The crash triggered a scare that the waters of Lake Constance had been polluted by spilt nuclear material, and prompted a manhunt for the pilot and his four passengers, who are now thought by police to have engineered the crash.

The Swiss authorities have recovered the plane from the bottom of the lake, but despite an extensive search involving underwater cameras, they have yet to find any incriminating evidence.

Swiss papers have been full of rumors that the German-registered plane was smuggling radioactive material when it crashed on 24 January, and some 300 journalists and 4,000 people were on hand yesterday to see it winched to the surface. Most troubling for the authorities however, is the whereabouts of the five people and one dog, a terrier called Asta, who were on board.

The Cessna aircraft was flown by an experienced pilot, Rudolf Wirchen, and among his four passengers were two shady businessmen from Berlin, known to Interpol as smugglers of arms, pornography and rare metals. Two Czech female passengers who were on the plane are also missing, although their suitcases have been found by the police.
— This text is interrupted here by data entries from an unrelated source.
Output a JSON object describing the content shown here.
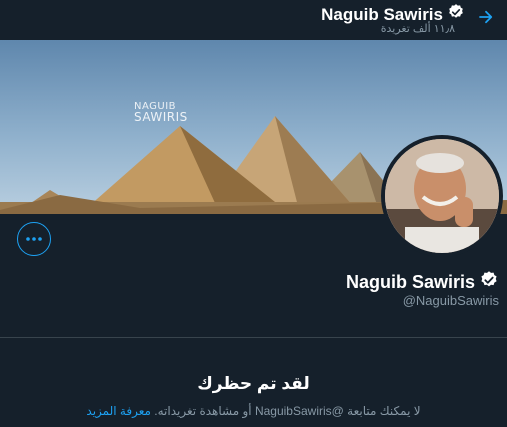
{
  "header": {
    "name": "Naguib Sawiris",
    "tweet_count": "١١٫٨ ألف تغريدة"
  },
  "banner": {
    "logo_line1": "NAGUIB",
    "logo_line2": "SAWIRIS"
  },
  "profile": {
    "name": "Naguib Sawiris",
    "handle": "@NaguibSawiris"
  },
  "blocked": {
    "title": "لقد تم حظرك",
    "message": "لا يمكنك متابعة @NaguibSawiris أو مشاهدة تغريداته.",
    "learn_more": "معرفة المزيد"
  },
  "colors": {
    "background": "#15202b",
    "accent": "#1da1f2",
    "secondary_text": "#8899a6",
    "divider": "#38444d"
  },
  "icons": {
    "back": "arrow-right-icon",
    "verified": "verified-badge-icon",
    "more": "more-options-icon"
  }
}
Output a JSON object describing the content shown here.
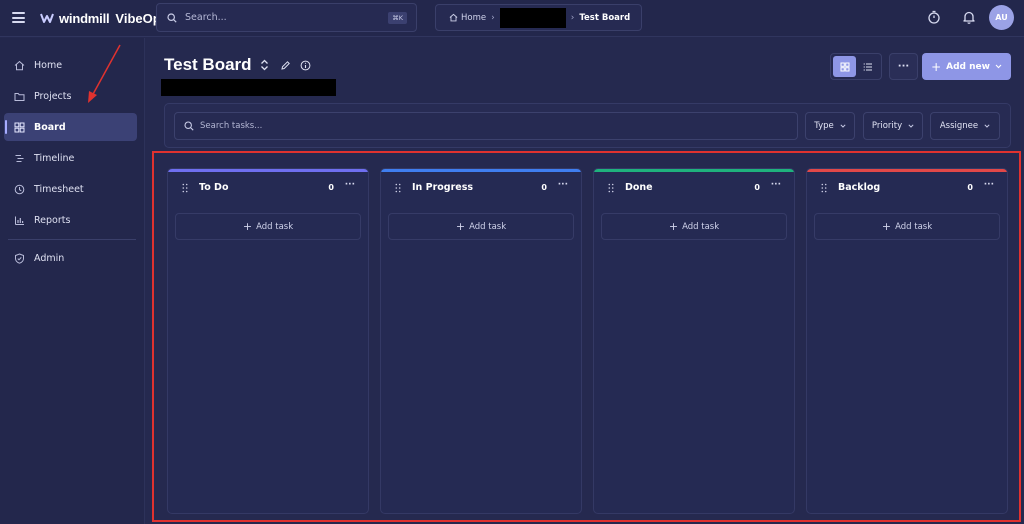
{
  "app": {
    "logo_text": "windmill",
    "product": "VibeOps"
  },
  "search": {
    "placeholder": "Search...",
    "shortcut": "⌘K"
  },
  "breadcrumb": {
    "home": "Home",
    "current": "Test Board"
  },
  "user": {
    "initials": "AU"
  },
  "sidebar": {
    "items": [
      {
        "label": "Home",
        "icon": "home-icon"
      },
      {
        "label": "Projects",
        "icon": "folder-icon"
      },
      {
        "label": "Board",
        "icon": "grid-icon",
        "active": true
      },
      {
        "label": "Timeline",
        "icon": "timeline-icon"
      },
      {
        "label": "Timesheet",
        "icon": "clock-icon"
      },
      {
        "label": "Reports",
        "icon": "chart-icon"
      },
      {
        "label": "Admin",
        "icon": "shield-icon"
      }
    ]
  },
  "board": {
    "title": "Test Board",
    "add_new": "Add new",
    "more": "···",
    "task_search_placeholder": "Search tasks...",
    "filters": [
      "Type",
      "Priority",
      "Assignee"
    ],
    "columns": [
      {
        "name": "To Do",
        "count": "0",
        "color": "#6f6ff0",
        "add_label": "Add task"
      },
      {
        "name": "In Progress",
        "count": "0",
        "color": "#3f7ef0",
        "add_label": "Add task"
      },
      {
        "name": "Done",
        "count": "0",
        "color": "#1fb27d",
        "add_label": "Add task"
      },
      {
        "name": "Backlog",
        "count": "0",
        "color": "#e24848",
        "add_label": "Add task"
      }
    ]
  },
  "colors": {
    "accent": "#8e96e6",
    "highlight_border": "#e0322f"
  }
}
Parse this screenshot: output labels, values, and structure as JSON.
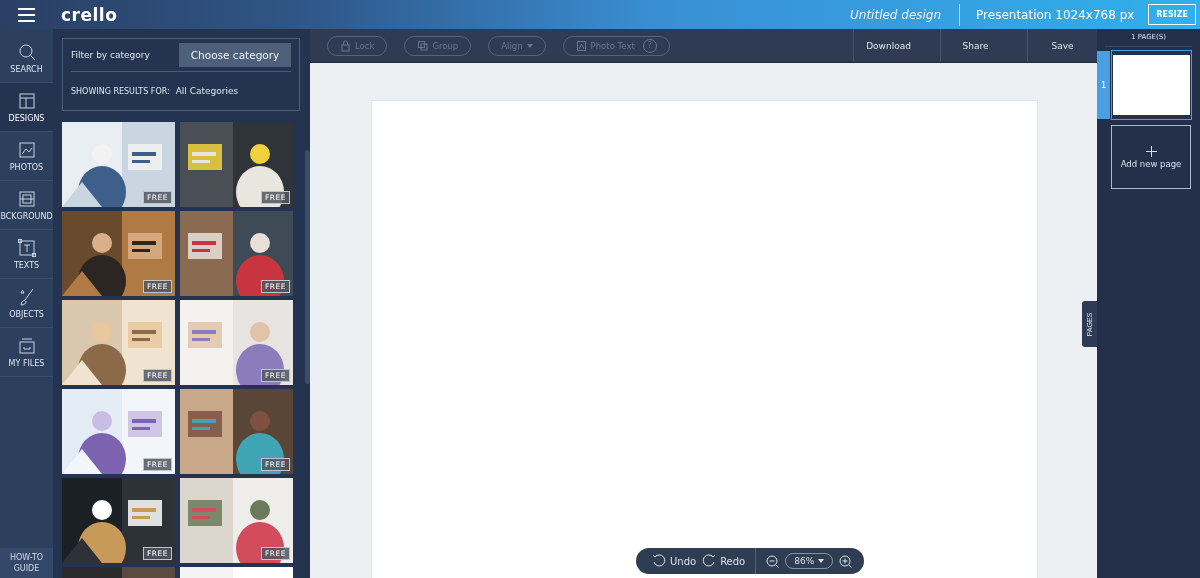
{
  "topbar": {
    "logo": "crello",
    "document_title": "Untitled design",
    "format": "Presentation 1024x768 px",
    "resize_button": "RESIZE"
  },
  "sidebar": {
    "items": [
      {
        "label": "SEARCH",
        "kind": "search",
        "selected": false
      },
      {
        "label": "DESIGNS",
        "kind": "designs",
        "selected": true
      },
      {
        "label": "PHOTOS",
        "kind": "photos",
        "selected": false
      },
      {
        "label": "BCKGROUND",
        "kind": "background",
        "selected": false
      },
      {
        "label": "TEXTS",
        "kind": "texts",
        "selected": false
      },
      {
        "label": "OBJECTS",
        "kind": "objects",
        "selected": false
      },
      {
        "label": "MY FILES",
        "kind": "files",
        "selected": false
      }
    ],
    "guide": "HOW-TO GUIDE"
  },
  "filter": {
    "label": "Filter by category",
    "button": "Choose category",
    "results_label": "SHOWING RESULTS FOR:",
    "results_value": "All Categories"
  },
  "templates": [
    {
      "kind": "picture",
      "badge": "FREE"
    },
    {
      "kind": "picture",
      "badge": "FREE"
    },
    {
      "kind": "picture",
      "badge": "FREE"
    },
    {
      "kind": "picture",
      "badge": "FREE"
    },
    {
      "kind": "picture",
      "badge": "FREE"
    },
    {
      "kind": "picture",
      "badge": "FREE"
    },
    {
      "kind": "picture",
      "badge": "FREE"
    },
    {
      "kind": "picture",
      "badge": "FREE"
    },
    {
      "kind": "picture",
      "badge": "FREE"
    },
    {
      "kind": "picture",
      "badge": "FREE"
    },
    {
      "kind": "picture"
    },
    {
      "kind": "picture"
    }
  ],
  "toolbar": {
    "tools": [
      {
        "label": "Lock",
        "kind": "lock",
        "disabled": true
      },
      {
        "label": "Group",
        "kind": "group",
        "disabled": true
      },
      {
        "label": "Align",
        "kind": "align",
        "disabled": true
      },
      {
        "label": "Photo Text",
        "kind": "phototext",
        "disabled": true,
        "help": "?"
      }
    ],
    "actions": [
      "Download",
      "Share",
      "Save"
    ]
  },
  "zoom_bar": {
    "undo": "Undo",
    "redo": "Redo",
    "zoom": "86%"
  },
  "pages": {
    "count": "1 PAGE(S)",
    "thumbnails": [
      {
        "number": "1",
        "selected": true
      }
    ],
    "add_button": "Add new page",
    "tab": "PAGES"
  }
}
The alarm about possible radioactive contamination began when the Swiss police revealed that the two men - Josef Rimmele, 54, and Klaus Eichler, 53 - were on Interpol's files for having previously smuggled Caesium 133, a non- radioactive substance. According to the International Atomic Energy Agency in Vienna, this was confused with Caesium 137 which is highly radioactive, setting off a media meltdown in Switzerland and parts of Germany.
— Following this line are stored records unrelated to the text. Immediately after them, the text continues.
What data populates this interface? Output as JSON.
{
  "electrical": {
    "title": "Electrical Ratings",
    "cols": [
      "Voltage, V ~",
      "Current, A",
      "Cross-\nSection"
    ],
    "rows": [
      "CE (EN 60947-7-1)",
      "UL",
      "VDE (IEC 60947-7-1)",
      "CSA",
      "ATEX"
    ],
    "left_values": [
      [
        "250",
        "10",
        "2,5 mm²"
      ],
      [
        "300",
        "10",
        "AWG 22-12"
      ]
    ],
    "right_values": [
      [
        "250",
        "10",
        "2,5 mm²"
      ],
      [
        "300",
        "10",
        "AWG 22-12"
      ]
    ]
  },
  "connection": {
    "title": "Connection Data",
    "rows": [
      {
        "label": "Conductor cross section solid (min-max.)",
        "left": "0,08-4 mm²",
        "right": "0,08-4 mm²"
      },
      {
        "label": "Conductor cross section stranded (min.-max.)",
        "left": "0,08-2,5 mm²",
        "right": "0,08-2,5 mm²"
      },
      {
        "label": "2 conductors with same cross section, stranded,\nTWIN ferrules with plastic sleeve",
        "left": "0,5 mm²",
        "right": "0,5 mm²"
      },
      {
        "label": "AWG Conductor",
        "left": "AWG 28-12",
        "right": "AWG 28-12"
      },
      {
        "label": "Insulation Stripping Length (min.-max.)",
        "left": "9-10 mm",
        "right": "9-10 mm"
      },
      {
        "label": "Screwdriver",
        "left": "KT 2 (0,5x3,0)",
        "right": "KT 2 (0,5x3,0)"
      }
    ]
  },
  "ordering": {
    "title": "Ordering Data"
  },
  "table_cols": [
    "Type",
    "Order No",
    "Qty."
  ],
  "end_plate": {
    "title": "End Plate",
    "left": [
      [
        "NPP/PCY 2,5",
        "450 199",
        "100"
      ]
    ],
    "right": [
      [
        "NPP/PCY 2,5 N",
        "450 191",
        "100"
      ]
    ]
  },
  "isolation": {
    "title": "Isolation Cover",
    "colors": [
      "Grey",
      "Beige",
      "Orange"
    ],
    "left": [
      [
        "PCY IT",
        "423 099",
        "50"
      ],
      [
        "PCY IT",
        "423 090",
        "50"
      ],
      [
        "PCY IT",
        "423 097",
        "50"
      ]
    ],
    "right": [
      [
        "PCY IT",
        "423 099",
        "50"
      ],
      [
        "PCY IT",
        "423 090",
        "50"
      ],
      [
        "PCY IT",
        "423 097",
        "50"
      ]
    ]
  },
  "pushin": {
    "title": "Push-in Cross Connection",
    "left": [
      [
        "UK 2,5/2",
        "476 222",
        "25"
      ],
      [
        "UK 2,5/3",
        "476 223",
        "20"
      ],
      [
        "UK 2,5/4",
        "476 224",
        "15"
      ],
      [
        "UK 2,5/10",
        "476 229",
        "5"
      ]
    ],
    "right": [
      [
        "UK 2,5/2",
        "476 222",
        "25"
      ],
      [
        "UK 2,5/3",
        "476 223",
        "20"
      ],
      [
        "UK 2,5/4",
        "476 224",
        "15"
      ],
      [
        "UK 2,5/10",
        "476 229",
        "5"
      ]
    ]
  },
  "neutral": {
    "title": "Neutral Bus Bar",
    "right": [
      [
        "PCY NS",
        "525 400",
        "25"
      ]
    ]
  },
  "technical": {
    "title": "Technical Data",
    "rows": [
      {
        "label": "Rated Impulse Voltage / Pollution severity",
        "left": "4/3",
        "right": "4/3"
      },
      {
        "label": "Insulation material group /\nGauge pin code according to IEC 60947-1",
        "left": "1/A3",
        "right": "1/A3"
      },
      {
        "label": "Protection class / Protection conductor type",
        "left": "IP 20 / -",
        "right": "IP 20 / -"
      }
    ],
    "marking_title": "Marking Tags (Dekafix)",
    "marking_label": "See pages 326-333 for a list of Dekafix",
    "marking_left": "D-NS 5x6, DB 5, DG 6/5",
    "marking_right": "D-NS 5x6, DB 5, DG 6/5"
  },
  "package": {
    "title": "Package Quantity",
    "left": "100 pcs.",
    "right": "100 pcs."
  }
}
Yesterday, as the wreckage of the rented twin-engined Cessna was brought to the surface, suspicions grew that the plane had been deliberately ditched and that its passengers had fled, possibly after being picked up by a boat. According to the police, the aircraft door had been unlocked from inside and all the seatbelts were unfastened when the plane was raised.

A Swiss government aircraft expert, Klaus Gallmeister, said that the plane had made a 'textbook landing', with its wheels retracted, compounding the suspicion that all those aboard left the plane before it sank.

Despite the hysteria which the crash has caused around Lake Constance - from which some 30,000 people obtain their drinking water - no radioactive contamination was found in the lake and the authorities have dismissed the fears.